A naked shoulder is more of a stain on your family’s honour than killing your own flesh and blood; is that really how it goes?
One can only hope that Qandeel quietly inspired enough women and enlightened enough men to quicken the gradual erosion of the chatteldom to which so many women in this world are subjected to.
The tyranny under which they live will, inevitably, fade away until nothing is left other than the impotent fury of the diehard internet misogynists, who rage against progress from the sidelines while the world moves on without them.
Unfortunately it won’t happen in any of our lifetimes, but happen it will.
It’s high time we stop referring to these murders as “Honour Killings”, they’re not, they’re murder pure and simple. So stop pandering to these people by using the word honour to give their action some kind of legitimacy.
This is the climate of opinion which facilitates “honour” violence, the extent of which is apparently much under-reported.
Of course this is cultural, and conspiratorial.
Dressing up the murder and physical punishment of women as just being a cultural issue is cowardly at best and criminal at worst. So-called ‘honour’ crimes are obscurantist and barbaric and they have no place in western societies, ANY society. Yet at the same time have a cursory look on social media .
There are dozens of “respected” Muslim commentators attacking the likes of Maajid Nawaz for raising the issues surrounding this horrid murder. They think HE is the problem, and not the culture that murdered her.
I’m afraid to say that notions of ‘honour’ or ‘shame’ are part of the picture. Among other things, ‘shame’ and ‘honour’ are useful concepts for alerting us to two important factors. First, there is an important dimension of ‘visibility’. When something shameful becomes ‘visible’ outside the family and to the broader community, it catalyses the perceived need to resort to extreme measures to ‘contain’ this. (It is a similar dialectic between containment to avoid visibility which is connected, so my girlfriend has explained to me, to mental health problems among some Asian women). Second, the acts of individuals are experienced as a kind of familial shame: i.e. the acts of one are felt to profoundly disturb the identity and perception of their group.
Yes, the fact of these honour killings should not be used to tar entire communities – and, I stress, the programme had relevant examples of ‘honour’ crimes from Kurdish, Pakistani and Sikh communities. Some of the relevant dynamics (avoiding shame, the communal experience of ‘sexual sin’ etc.) are not exclusive to these communities.
But when it is specific cultural dynamics which generate some of this horrific violence and, equally importantly, have obstructed prevention and investigation then it could be argued that not thinking about certain kinds of cultural specificity seems rather short-sighted.
All attacks and murders and abuse of women is nothing but the man exerting power and dominance over a woman to ensure he maintains that power.
‘Wife-bashing’ and attacks by men upon women is something that was widespread in past British society and still happens in the British Isles today even though the crime has been legislated against by successive governments.
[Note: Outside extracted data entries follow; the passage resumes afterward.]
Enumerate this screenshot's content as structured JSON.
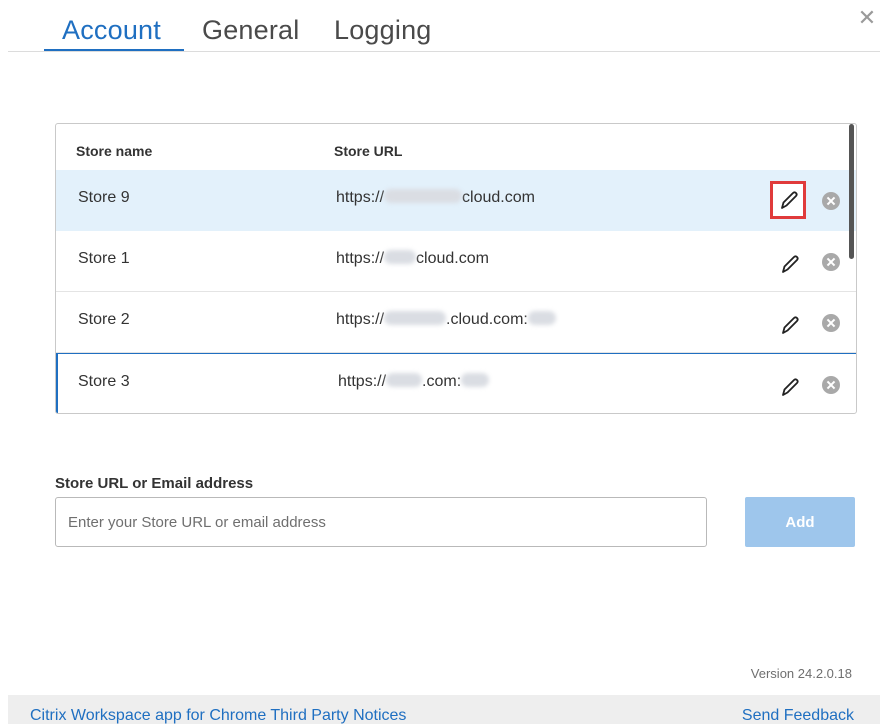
{
  "tabs": {
    "account": "Account",
    "general": "General",
    "logging": "Logging",
    "active": "Account"
  },
  "close_icon": "close-icon",
  "store_table": {
    "headers": {
      "name": "Store name",
      "url": "Store URL"
    },
    "rows": [
      {
        "name": "Store 9",
        "url_prefix": "https://",
        "url_suffix": "cloud.com",
        "selected": true
      },
      {
        "name": "Store 1",
        "url_prefix": "https://",
        "url_suffix": "cloud.com"
      },
      {
        "name": "Store 2",
        "url_prefix": "https://",
        "url_suffix": ".cloud.com:"
      },
      {
        "name": "Store 3",
        "url_prefix": "https://",
        "url_suffix": ".com:"
      }
    ]
  },
  "add_store": {
    "label": "Store URL or Email address",
    "placeholder": "Enter your Store URL or email address",
    "value": "",
    "button": "Add"
  },
  "version": "Version 24.2.0.18",
  "footer": {
    "notices_link": "Citrix Workspace app for Chrome Third Party Notices",
    "feedback_link": "Send Feedback"
  },
  "colors": {
    "accent": "#1f6fc1",
    "selected_row": "#e3f1fb",
    "highlight_border": "#e03b3b",
    "add_button": "#9ec6ec"
  }
}
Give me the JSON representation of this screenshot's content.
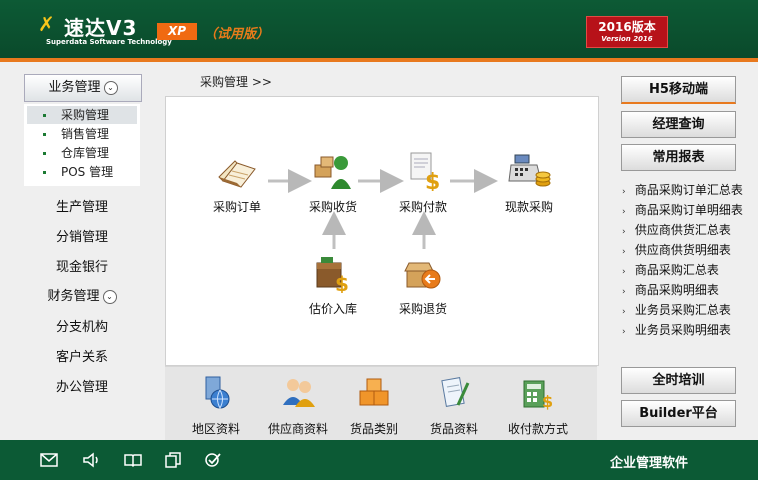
{
  "header": {
    "logo_text": "速达V3",
    "logo_subtitle": "Superdata Software Technology",
    "edition_badge": "XP",
    "trial_label": "（试用版）",
    "version_line1": "2016版本",
    "version_line2": "Version 2016"
  },
  "left_nav": {
    "business_header": "业务管理",
    "sub_items": [
      "采购管理",
      "销售管理",
      "仓库管理",
      "POS 管理"
    ],
    "items": [
      "生产管理",
      "分销管理",
      "现金银行"
    ],
    "finance_header": "财务管理",
    "items_after": [
      "分支机构",
      "客户关系",
      "办公管理"
    ]
  },
  "breadcrumb": "采购管理 >>",
  "flow": {
    "order": "采购订单",
    "receive": "采购收货",
    "payment": "采购付款",
    "cash_purchase": "现款采购",
    "estimate": "估价入库",
    "return": "采购退货"
  },
  "resources": [
    "地区资料",
    "供应商资料",
    "货品类别",
    "货品资料",
    "收付款方式"
  ],
  "right_panel": {
    "h5_button": "H5移动端",
    "manager_button": "经理查询",
    "reports_button": "常用报表",
    "reports": [
      "商品采购订单汇总表",
      "商品采购订单明细表",
      "供应商供货汇总表",
      "供应商供货明细表",
      "商品采购汇总表",
      "商品采购明细表",
      "业务员采购汇总表",
      "业务员采购明细表"
    ],
    "training_button": "全时培训",
    "builder_button": "Builder平台"
  },
  "footer": {
    "icons": [
      "mail-icon",
      "speaker-icon",
      "book-icon",
      "copy-icon",
      "check-circle-icon"
    ],
    "label": "企业管理软件"
  },
  "colors": {
    "header_green": "#0d5a35",
    "accent_orange": "#e8791e",
    "version_red": "#b71219"
  }
}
It still goes on because in a lot of instances the police fail to take complaints seriously and in doing so help the perpetrator get away with the crime. Just as rape in a marriage is no longer accepted so should domestic violence be prosecuted as vigorously.
You can go back to the writings of Charles Dickens’ and the relationship between Bill Sykes and Nancy and her eventual murder in Oliver Twist to recognise that violence by men against women is prevalent in our society .Many reasons are used to justify it and all of them are wrong and just that: justification for the actions of the perpetrator.
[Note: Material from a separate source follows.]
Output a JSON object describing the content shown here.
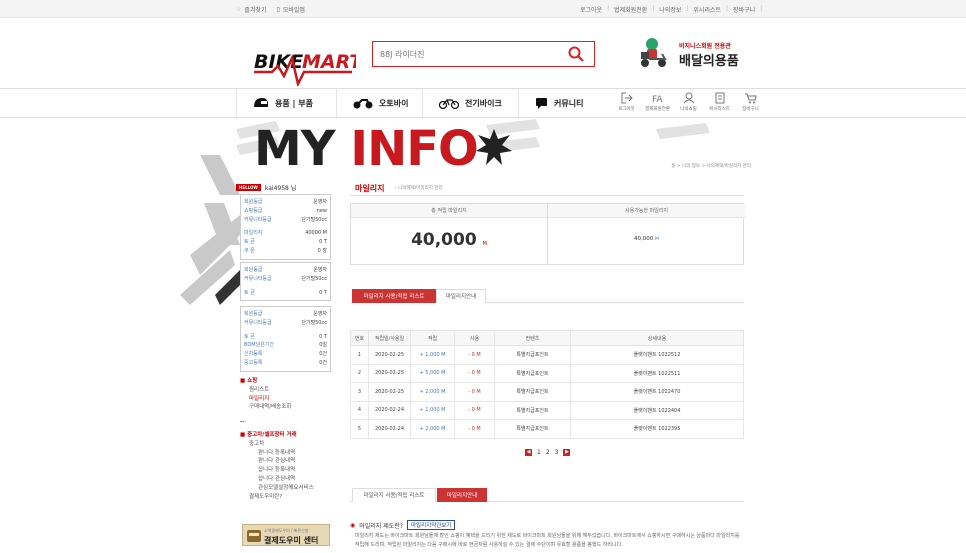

Calling a murder or a cowardly attack on a woman as an ‘honour killing’ is not going to erase the crime, it’s just a weak justification for a murder or crime of violence. A judge is no more bound to accept the reason for that crime than he or she is to accept the pleas of a paedophile who pleads ‘I can’t help it I love children’. It’s wrong, it’s unlawful and should be punished by the courts and punished heavily. It does not matter where the perpetrator comes from as all should be punished equally.
We have responsibilities in how we speak about these things given that they can be co-opted. For some, these killings become part of a narrative about immigration or ‘multiculturalism’ (or whatever your bugbear is) as the abomination of desolation. Clearly this is a sensitive area.
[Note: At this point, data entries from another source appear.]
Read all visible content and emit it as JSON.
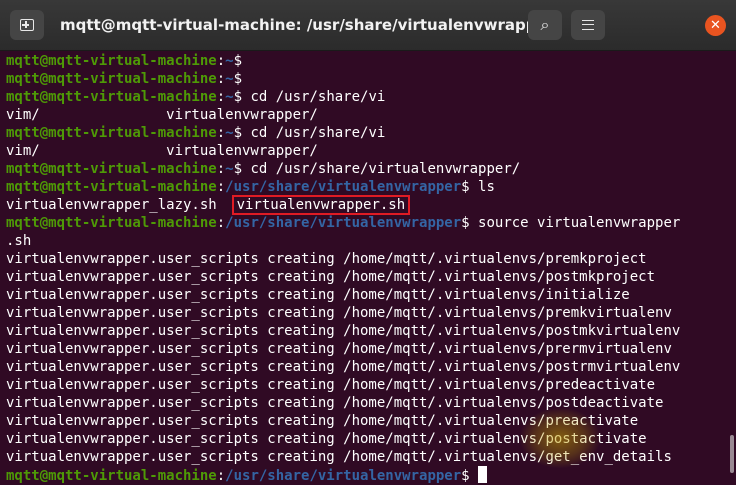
{
  "window": {
    "title": "mqtt@mqtt-virtual-machine: /usr/share/virtualenvwrapper",
    "icons": {
      "new_tab": "new-tab-icon",
      "search": "search-icon",
      "menu": "hamburger-menu-icon",
      "close": "close-icon"
    },
    "close_glyph": "✕",
    "search_glyph": "⌕"
  },
  "colors": {
    "background": "#300a24",
    "prompt_user": "#4e9a06",
    "prompt_path": "#3465a4",
    "text": "#ffffff",
    "highlight_box": "#e01b24",
    "close_button": "#e95420"
  },
  "prompt": {
    "user": "mqtt@mqtt-virtual-machine",
    "colon": ":",
    "home": "~",
    "dollar": "$"
  },
  "terminal": {
    "lines": [
      {
        "kind": "prompt",
        "path": "~",
        "cmd": ""
      },
      {
        "kind": "prompt",
        "path": "~",
        "cmd": ""
      },
      {
        "kind": "prompt",
        "path": "~",
        "cmd": " cd /usr/share/vi"
      },
      {
        "kind": "out",
        "text": "vim/               virtualenvwrapper/"
      },
      {
        "kind": "prompt",
        "path": "~",
        "cmd": " cd /usr/share/vi"
      },
      {
        "kind": "out",
        "text": "vim/               virtualenvwrapper/"
      },
      {
        "kind": "prompt",
        "path": "~",
        "cmd": " cd /usr/share/virtualenvwrapper/"
      },
      {
        "kind": "prompt",
        "path": "/usr/share/virtualenvwrapper",
        "cmd": " ls"
      },
      {
        "kind": "ls",
        "first": "virtualenvwrapper_lazy.sh",
        "gap": "  ",
        "highlighted": "virtualenvwrapper.sh"
      },
      {
        "kind": "prompt",
        "path": "/usr/share/virtualenvwrapper",
        "cmd": " source virtualenvwrapper"
      },
      {
        "kind": "out",
        "text": ".sh"
      },
      {
        "kind": "out",
        "text": "virtualenvwrapper.user_scripts creating /home/mqtt/.virtualenvs/premkproject"
      },
      {
        "kind": "out",
        "text": "virtualenvwrapper.user_scripts creating /home/mqtt/.virtualenvs/postmkproject"
      },
      {
        "kind": "out",
        "text": "virtualenvwrapper.user_scripts creating /home/mqtt/.virtualenvs/initialize"
      },
      {
        "kind": "out",
        "text": "virtualenvwrapper.user_scripts creating /home/mqtt/.virtualenvs/premkvirtualenv"
      },
      {
        "kind": "out",
        "text": "virtualenvwrapper.user_scripts creating /home/mqtt/.virtualenvs/postmkvirtualenv"
      },
      {
        "kind": "out",
        "text": "virtualenvwrapper.user_scripts creating /home/mqtt/.virtualenvs/prermvirtualenv"
      },
      {
        "kind": "out",
        "text": "virtualenvwrapper.user_scripts creating /home/mqtt/.virtualenvs/postrmvirtualenv"
      },
      {
        "kind": "out",
        "text": "virtualenvwrapper.user_scripts creating /home/mqtt/.virtualenvs/predeactivate"
      },
      {
        "kind": "out",
        "text": "virtualenvwrapper.user_scripts creating /home/mqtt/.virtualenvs/postdeactivate"
      },
      {
        "kind": "out",
        "text": "virtualenvwrapper.user_scripts creating /home/mqtt/.virtualenvs/preactivate"
      },
      {
        "kind": "out",
        "text": "virtualenvwrapper.user_scripts creating /home/mqtt/.virtualenvs/postactivate"
      },
      {
        "kind": "out",
        "text": "virtualenvwrapper.user_scripts creating /home/mqtt/.virtualenvs/get_env_details"
      },
      {
        "kind": "prompt",
        "path": "/usr/share/virtualenvwrapper",
        "cmd": " ",
        "cursor": true
      }
    ]
  }
}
What we say must be disciplined by accuracy (i.e. not overwhelmed by the overspill of a desire to break the perceived silence) and by awareness of the consequences if a potentially inflammatory issue. (This last point is, in part, practical: there is little point alienating members of the communities which have the greatest sway in changing attitudes and practices, especially when they abhor these practices as much as anyone else).
For example, some see this as a Muslim issue. When multiple Imams and perhaps an embassy or two unreservedly condemned the murder perpetrated by in the name of so-called honour, I take them at their word. I think that using analytical concepts like “honour”, “shame” or even izzat is a useful way to point to culturally specific dynamics in a way which doesn’t (inaccurately) associate these as essential dynamics of any imagined homogenous group such as “Muslims” etc. (The ignorance of cultural differences between Muslims from different countries and regions, to mention nothing of class, localities etc within countries, is sometimes astonishing).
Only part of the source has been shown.